Face à l’ultime, un manso decasté et de peu d’options, Antonio Ferrera demeura inédit dans tous les compartiments et se montra maladroit au moment de conclure.

Emilio de Justo se distingua d’abord, face au premier de son lot, par une poignée de chicuelinas finement ciselées. Le torero de Caceres initia sa partition en se ployant face à un animal encasté et mobile mais qui transmettait peu. Emilio de Justo donna du corps à son œuvre, toréant de la droite et par le bas depuis le centre dans d’intenses échanges glanés à un astado qui tournait court. Sublime et vibrantes les naturelles données pieds joints et estocade engagée, en place et d’effet rapide libérant la première oreille de la soirée.

Le quatrième du lot s’avère être l’animal le plus harmonieux de l’envoi. Celui-ci plutôt discret lors de la réception capotera fit son devoir avec application lors de l’épreuve des piques. Emilio de Justo brinda à Cesar Rincon une faena de grande musique, complète et intense. Débutée de la droite, par génuflexions, l’extremeño allongea les charges du Victoriano del Rio qui répondit bien en prenant la profondeur avec noblesse et classe. Un animal brave et vibrant dans ses embestidas tout au long de sa vie publique que le maestro de Caceres s’évertua à sublimer par le tracé à la fois grave et profond de ses muletazos. Une faena qui prit corps sur la rive droite et qui connue son apogée sur la rive opposée à la suite de deux grandes séries de naturelles. Final par le bas avant entière en place d’un engagement à montrer dans toutes les écoles taurines. Deux oreilles et vuelta au toro.

Face au manso sixième, monté comme une cathédrale et très armé, l’affaire semblait mal acquise tant l’animal se montra peu enclin à donner du jeu.

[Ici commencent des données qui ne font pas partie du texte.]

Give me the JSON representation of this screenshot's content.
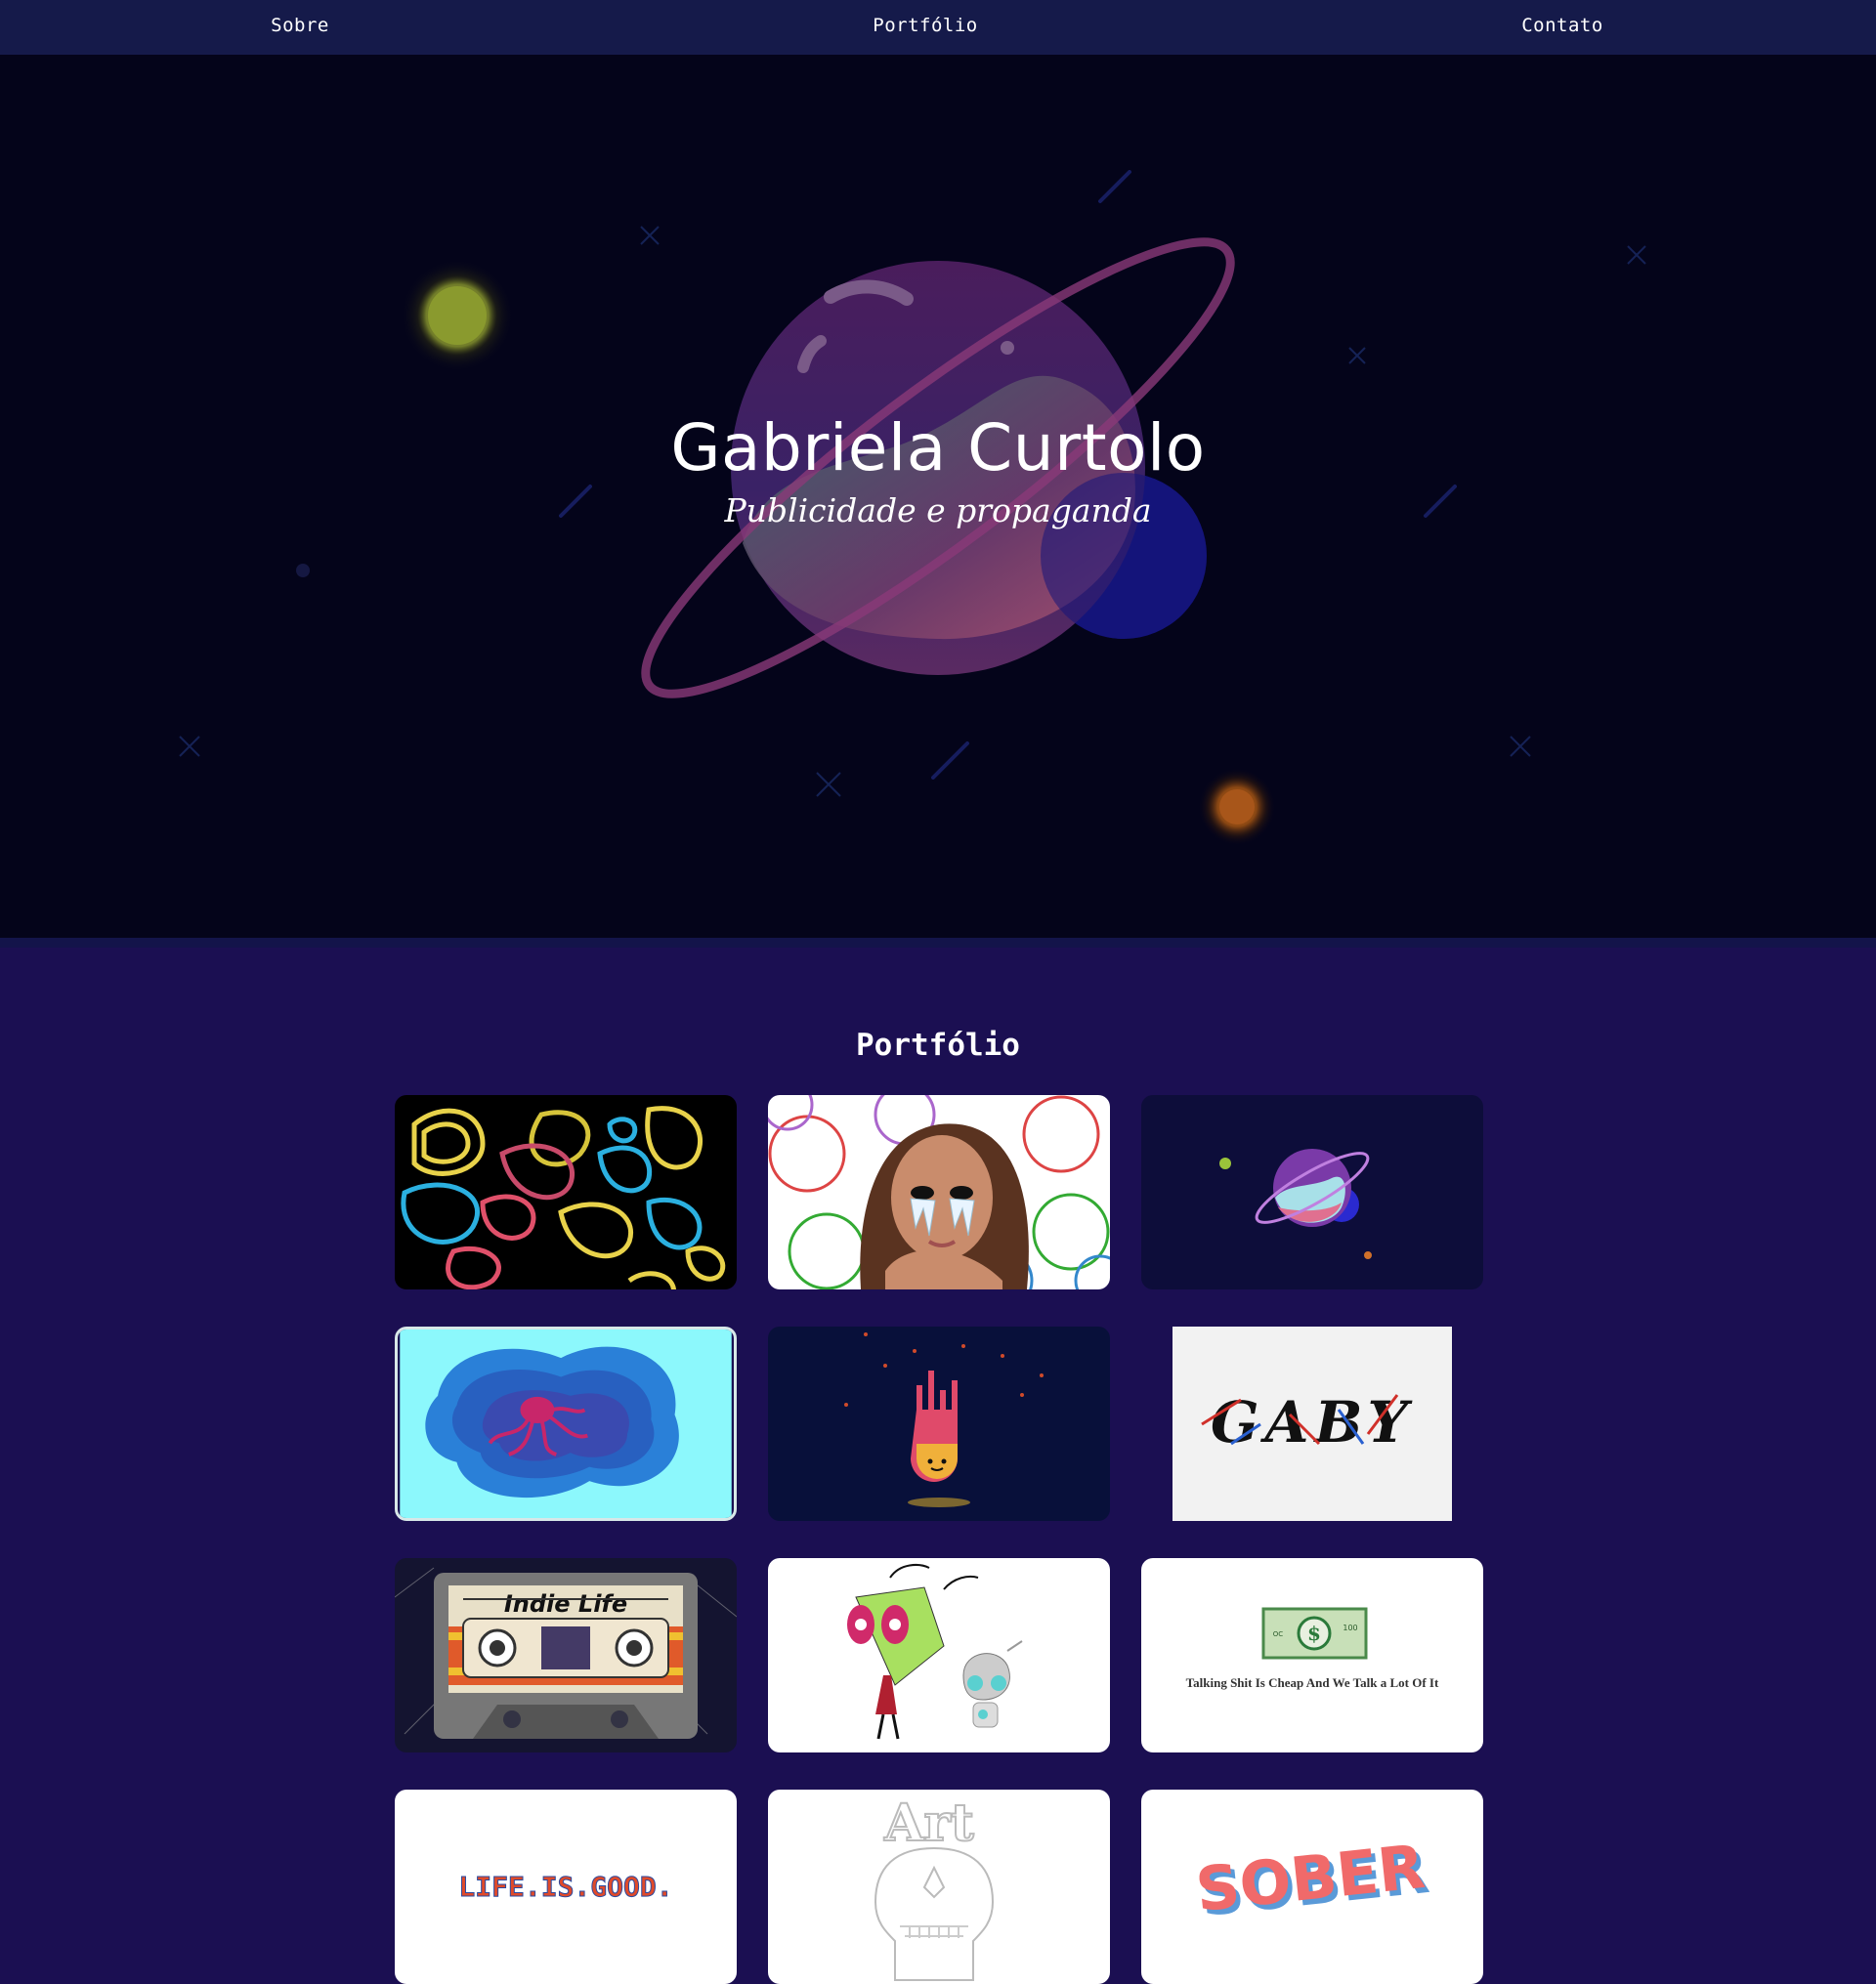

Fuyant les capes et prenant seul trois piques sur le cheval de réserve, l’astado a d’abord réservé ses charges avant de plier face à la décision et l’empaque du torero cacereño. Avec abnégation et patience, Emilio de Justo fit un effort considérable et embarqua le fauve dans d’intenses échanges sur les deux rives, plus vibrantes à droite, là où d’autres auraient pu se contenter de sauver la figure avec trois oreilles en poche et une grande porte acquise. Faena « entonada » de grand mérite, pleine de décision et de pouvoir hélas gâchée, malgré une lame entière, par un maniement défectueux du descabello.

FICHE TECHNIQUE DE LA CORRIDA (Diffusée en direct sur Plaza Toros Tv).

Plaza de toros de Las Ventas, Madrid. Corrida de la Cultura. No hay billetes de la capacité autorisée (6000 spectateurs). Toros de Cortes (1°) et Victoriano del Rio.

Salut des banderilleros Antonio Chacón et Pedro Sánchez au quatrième.

Vuelta al ruedo posthume accordée au quatrième toro “Duende” n°101 né en septembre 2015, negro liston de 551 kilos.

Sobresaliente: Alvaro de la Calle

ANTONIO FERRERA: ovation, ovation et silence

EMILIO DE JUSTO: oreille, deux oreilles et ovation.